Zack flared up, obviously from a ‘conglomerate’ of frustrations of Kenny working late. He went like this:

‘What kind of job is it that keeps you away from being a proper mother and wife? We hardly see you? When last did you cook for me? If you don’t do something about this nonsense, you will have to choose between that job and this marriage.’

Aaaah! That was killing a mosquito with a sledgehammer. Ultimatums are bad and somebody should have told Zack that ultimatums are a major killer of the female libido.

‘So do you still blame me? Even you, Funke…?’

Cheeky girl. Why was she mentioning me in particular now? I’m no longer a member of the Wives Club but I understand why she was focussing her ‘aggro’ on me. I am of the school of thought that a man who wants real action at night must be nice and kind during the day. If a man is mean during the day, then he must do a one-wing flight at night. Don’t deny him altogether but let him see the difference between a full flight at 33,000 feet above sea level and a noisy, harsh one-wing one.

That a woman is now your wife does not mean you can treat her like trash or take her for granted. You cannot call her names during the day or insult her parents at the dinner table and expect to get her to do all you want two hours later in bed.

Men, they like their women to function at full-installed capacity in bed. They like the moans and really hip ringtones. Throw in a few colourful lines and they rev up the speed. Oh yes, and real women know when to make the right noises. It is all legit and holy too, to do all that, in marriage. Every good wife knows how to claim her rights and even ‘obtain’ her husband when he is on cloud nine.

On the other side of the Cloud Nine Street, however, is the cold-fish-and-log-of-wood Boulevard, where women just do their duties and let the man roll off. Now, men don’t generally like those two acts and they need to know why their women move from hot, to warm and then to cold.

Bros, you need to pay attention. You need to watch your caustic tongue and hurtful attitude. A woman is not wired to turn the bedroom heat on and off anyhow any time. Only men are made like that. The honey place of a woman is hidden deep in her and connected to her heart and head. If either of those places are hurting, she will not vibrate, least of all ring out. She will be on permanent silent mode.
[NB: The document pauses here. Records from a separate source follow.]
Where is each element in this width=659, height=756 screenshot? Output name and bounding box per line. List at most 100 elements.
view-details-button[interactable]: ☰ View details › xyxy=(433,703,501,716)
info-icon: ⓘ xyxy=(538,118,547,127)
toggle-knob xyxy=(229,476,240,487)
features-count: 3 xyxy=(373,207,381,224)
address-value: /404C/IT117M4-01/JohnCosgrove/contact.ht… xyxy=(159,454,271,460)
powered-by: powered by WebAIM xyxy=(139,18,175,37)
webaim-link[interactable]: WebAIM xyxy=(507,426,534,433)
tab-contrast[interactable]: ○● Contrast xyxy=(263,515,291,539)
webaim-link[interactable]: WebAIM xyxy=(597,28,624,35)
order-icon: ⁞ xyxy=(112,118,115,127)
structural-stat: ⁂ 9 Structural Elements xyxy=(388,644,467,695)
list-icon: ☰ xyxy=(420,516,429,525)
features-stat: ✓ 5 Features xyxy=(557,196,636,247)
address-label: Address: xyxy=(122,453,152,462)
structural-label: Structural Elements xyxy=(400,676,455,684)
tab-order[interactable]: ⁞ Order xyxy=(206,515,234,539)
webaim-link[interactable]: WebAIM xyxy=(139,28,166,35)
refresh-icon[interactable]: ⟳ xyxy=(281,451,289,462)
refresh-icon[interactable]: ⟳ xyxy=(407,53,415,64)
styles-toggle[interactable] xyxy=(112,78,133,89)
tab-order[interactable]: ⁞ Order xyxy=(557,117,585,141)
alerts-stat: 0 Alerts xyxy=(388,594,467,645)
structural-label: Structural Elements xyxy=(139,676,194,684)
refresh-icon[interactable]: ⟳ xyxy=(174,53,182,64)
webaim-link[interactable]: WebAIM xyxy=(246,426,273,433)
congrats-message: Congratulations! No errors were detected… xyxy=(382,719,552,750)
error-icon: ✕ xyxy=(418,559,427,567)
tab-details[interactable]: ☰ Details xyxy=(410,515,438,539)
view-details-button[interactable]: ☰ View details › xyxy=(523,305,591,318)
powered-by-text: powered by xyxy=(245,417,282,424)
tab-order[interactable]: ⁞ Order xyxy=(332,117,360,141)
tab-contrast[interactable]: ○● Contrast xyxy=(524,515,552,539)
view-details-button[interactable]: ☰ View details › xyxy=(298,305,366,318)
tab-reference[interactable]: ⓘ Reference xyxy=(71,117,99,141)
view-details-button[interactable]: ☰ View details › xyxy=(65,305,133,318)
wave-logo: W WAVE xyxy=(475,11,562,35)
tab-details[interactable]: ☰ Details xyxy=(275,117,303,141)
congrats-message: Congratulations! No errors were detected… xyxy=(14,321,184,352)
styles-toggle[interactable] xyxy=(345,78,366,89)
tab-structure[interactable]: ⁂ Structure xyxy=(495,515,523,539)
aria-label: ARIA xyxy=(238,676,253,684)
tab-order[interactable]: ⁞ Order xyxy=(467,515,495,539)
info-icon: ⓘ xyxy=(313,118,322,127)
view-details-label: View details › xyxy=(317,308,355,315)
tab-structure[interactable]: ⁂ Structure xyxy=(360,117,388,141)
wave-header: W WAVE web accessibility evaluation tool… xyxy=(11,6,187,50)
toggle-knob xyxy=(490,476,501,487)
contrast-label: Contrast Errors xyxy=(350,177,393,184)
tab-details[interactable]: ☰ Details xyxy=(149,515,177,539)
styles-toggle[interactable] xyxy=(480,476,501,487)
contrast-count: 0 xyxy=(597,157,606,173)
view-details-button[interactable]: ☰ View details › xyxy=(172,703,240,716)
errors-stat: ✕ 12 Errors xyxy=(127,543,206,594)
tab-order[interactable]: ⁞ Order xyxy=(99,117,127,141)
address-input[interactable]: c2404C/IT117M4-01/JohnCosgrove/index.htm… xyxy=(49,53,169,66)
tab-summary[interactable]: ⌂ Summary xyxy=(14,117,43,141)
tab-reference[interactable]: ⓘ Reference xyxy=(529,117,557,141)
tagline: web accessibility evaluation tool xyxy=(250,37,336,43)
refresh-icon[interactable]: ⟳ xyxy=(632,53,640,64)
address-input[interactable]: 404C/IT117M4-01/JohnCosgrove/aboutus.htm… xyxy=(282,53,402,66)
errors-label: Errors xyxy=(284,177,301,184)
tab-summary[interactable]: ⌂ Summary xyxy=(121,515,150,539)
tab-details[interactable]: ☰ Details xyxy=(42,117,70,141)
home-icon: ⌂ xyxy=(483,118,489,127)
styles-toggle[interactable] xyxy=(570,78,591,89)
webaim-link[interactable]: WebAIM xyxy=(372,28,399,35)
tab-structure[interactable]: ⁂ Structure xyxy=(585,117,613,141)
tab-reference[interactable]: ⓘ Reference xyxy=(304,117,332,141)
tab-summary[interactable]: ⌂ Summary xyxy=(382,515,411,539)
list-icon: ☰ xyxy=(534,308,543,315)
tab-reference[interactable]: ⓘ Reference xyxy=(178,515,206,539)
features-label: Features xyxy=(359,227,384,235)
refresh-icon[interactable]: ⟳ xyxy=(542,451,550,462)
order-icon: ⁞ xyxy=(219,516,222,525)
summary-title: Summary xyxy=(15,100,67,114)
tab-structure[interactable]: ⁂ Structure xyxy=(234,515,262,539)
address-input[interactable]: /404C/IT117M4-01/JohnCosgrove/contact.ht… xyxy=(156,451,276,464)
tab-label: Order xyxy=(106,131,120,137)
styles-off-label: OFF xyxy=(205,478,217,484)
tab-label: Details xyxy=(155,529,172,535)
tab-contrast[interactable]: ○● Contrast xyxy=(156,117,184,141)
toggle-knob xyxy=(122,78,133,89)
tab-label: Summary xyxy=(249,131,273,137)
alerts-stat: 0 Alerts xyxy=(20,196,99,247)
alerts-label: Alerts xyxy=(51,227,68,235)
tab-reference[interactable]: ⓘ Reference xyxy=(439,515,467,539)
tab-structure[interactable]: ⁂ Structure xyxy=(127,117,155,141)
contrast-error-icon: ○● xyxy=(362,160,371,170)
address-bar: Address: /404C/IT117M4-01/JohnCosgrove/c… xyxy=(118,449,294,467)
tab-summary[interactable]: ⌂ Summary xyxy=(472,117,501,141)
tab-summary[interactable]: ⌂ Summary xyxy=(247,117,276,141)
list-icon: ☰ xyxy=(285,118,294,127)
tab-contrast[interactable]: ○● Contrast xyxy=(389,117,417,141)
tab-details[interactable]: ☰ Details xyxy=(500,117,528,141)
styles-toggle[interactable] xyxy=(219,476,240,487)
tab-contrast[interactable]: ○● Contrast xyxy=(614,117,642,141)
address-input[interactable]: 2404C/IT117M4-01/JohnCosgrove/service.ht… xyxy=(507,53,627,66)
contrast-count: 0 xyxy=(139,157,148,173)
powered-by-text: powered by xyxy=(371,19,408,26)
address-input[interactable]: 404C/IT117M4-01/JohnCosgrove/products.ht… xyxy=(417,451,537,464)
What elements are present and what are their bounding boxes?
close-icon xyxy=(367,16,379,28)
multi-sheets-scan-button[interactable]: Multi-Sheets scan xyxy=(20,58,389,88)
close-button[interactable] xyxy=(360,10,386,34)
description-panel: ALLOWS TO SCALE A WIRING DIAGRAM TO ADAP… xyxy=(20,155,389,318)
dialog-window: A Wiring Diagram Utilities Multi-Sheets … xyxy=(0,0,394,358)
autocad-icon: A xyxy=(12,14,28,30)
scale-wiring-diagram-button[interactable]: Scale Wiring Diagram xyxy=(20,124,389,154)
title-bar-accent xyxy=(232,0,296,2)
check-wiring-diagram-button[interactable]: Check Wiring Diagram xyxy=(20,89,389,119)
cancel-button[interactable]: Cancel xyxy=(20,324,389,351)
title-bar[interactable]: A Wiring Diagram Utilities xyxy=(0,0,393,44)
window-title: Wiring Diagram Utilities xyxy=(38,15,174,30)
Women are not like men. We are very emotional beings, which is a good thing and the reason why we do well at whatever we focus on. Our feelings run very deep and we are not wired to turn it off and on like men are able to. While a woman’s intimate palace is deep in her body, a man’s staff of office is situated outside his body. It’s like an independent service provider. It can rise to the occasion even when the man is ill and hospitalised. A man’s third leg has a mind of its own and has the ability to recover quickly from insults, harassments and so on. Not a woman. She takes the insult to heart. She may act normal but her hurt runs deep.

If you as much as insinuate that your wife is having an affair, she may never forget it and it certainly will affect your sex life. If your mum comes and makes her life hell all day, you can’t expect maximum response when you start running your fingers through her hair later. If you let your siblings run roughshod over her without cautioning them, you can’t expect her to wrap her arms and legs around you later.

Fine, nobody is asking you guys for red roses and purple prose but if you want to fly with both wings, your wife’s feelings must be kept warm and cosy. If she’s unhappy, other activities will be unhappy, if you get my drift.

You guys know how you pamper and spoil your girlfriends rotten and that’s why you get the total works, ain’t it? Can you extend the same graces to the wives?

If you want her buttons to work, you need to keep them oiled. A long flight always costs, and to get ‘there’, you need two wings. Great. Now go and deliver the real dividends of conjugal democracy.